Rev. Lusófona de Educação  n.15 Lisboa  2010

 

Editorial

 

António Teodoro e Manuel Tavares

 

1. O Centro de Estudos e Intervenção em Educação e Formação (CeiEF), da Universidade Lusófona de Humanidades e Tecnologias, e o Centro de Estudos Sociais (CES), da Universidade de Coimbra, aprovaram em Maio de 2010, nos respectivos Conselhos Científicos, a criação conjunta de um Observatório de Políticas de Educação, Ciência e Formação (OPE).Trata-se de uma iniciativa cujo alcance e significado importa explicitar.

A criação do Observatório visa reunir recursos e congregar interesses dos investigadores que integram os dois centros de investigação, o CES e o CeiEF, de modo a potenciar a investigação fundamental e aplicada na área das políticas de educação, ciência e formação. Essa é a missão apontada para o Observatório, passível de ser prosseguida através dos seguintes objetivos:

- Realizar investigação fundamental e aplicada na área das políticas de educação, ciência e formação;

- Desenvolver estudos em parceria com instituições públicas, privadas e do terceiro setor;

- Promover e incentivar o desenvolvimento e participação em redes de investigação e de disseminação de resultados no domínio das políticas de educação, ciência e formação;

- Incentivar o desenvolvimento de sinergias entre os centros de investigação participantes, com vista à formação pós-graduada, e o desenvolvimento de dissertações de mestrado e doutoramento associados aos temas do Observatório;

- Promover a organização de eventos científicos: congressos, palestras, seminários, workshops e outros eventos da mesma natureza;

- Promover e divulgar a publicação de textos científicos e técnicos.

- Reforçar e promover as relações com centros de investigação nacionais e estrangeiros com atribuições no âmbito da actividade do OPE.

Temos vindo a defender a importância do estabelecimento de redes que permitam saltos qualitativos na investigação que se faz na área das ciências e políticas de educação. Isso faz-se no interior da própria área, de que a criação do Conselho de Centros de Investigação em Ciências e Políticas de Educação é um feliz exemplo, mas pode fazer-se também com a abertura a outras áreas científicas.
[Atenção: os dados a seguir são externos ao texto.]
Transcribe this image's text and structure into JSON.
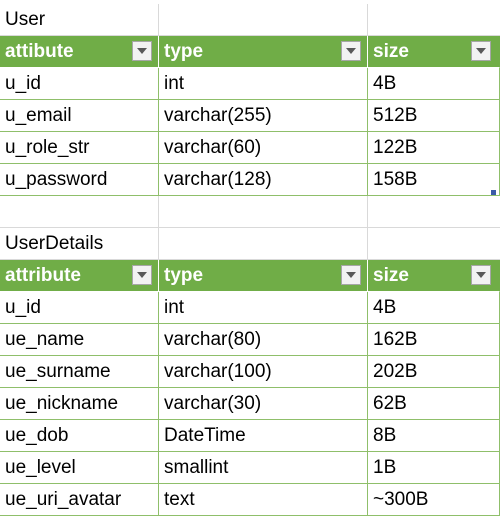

O Centro de Estudos Sociais (CES), um dos dois únicos laboratórios associados existentes em Portugal no campo das ciências sociais, e um centro de excelência mundial, permite seguramente uma abertura e uma aprendizagem que, no âmbito do CeiEF, pode significar um salto qualitativo na sua atividade e produção científicas, tendo sempre em consideração que se trata de um centro de docentesinvestigadores com recursos limitados e que tem na formação pós-graduada (mestrados, doutoramentos e pós-doutoramentos) o seu principal recurso.

 

2. Cumprindo a sua periodicidade semestral desde a sua primeira edição, em 2003, a Revista Lusófona de Educação atinge o sétimo ano de existência, afirmando-se como uma revista de referência no mundo lusófono, na área da educação.

O In Memoriam é uma homenagem profundamente sentida ao Professor Rogério Fernandes. Intelectual brilhante, cidadão exemplarmente crítico e exigente e amigo de todos os que com ele tiveram o privilégio de trabalhar. Foi com enorme consternação que tomámos conhecimento da sua morte. Convivíamos e trabalhávamos, quase diariamente, num projeto financiado pela FCT, sobre os percursos do associativismo e sindicalismo docentes, de 1890 a 1990, que ele abraçou com enorme entusiasmo como Investigador Responsável. Publicamos nesta edição, um texto original que, pouco tempo antes do seu desaparecimento, tinha preparado para publicação, no âmbito do projeto que liderava.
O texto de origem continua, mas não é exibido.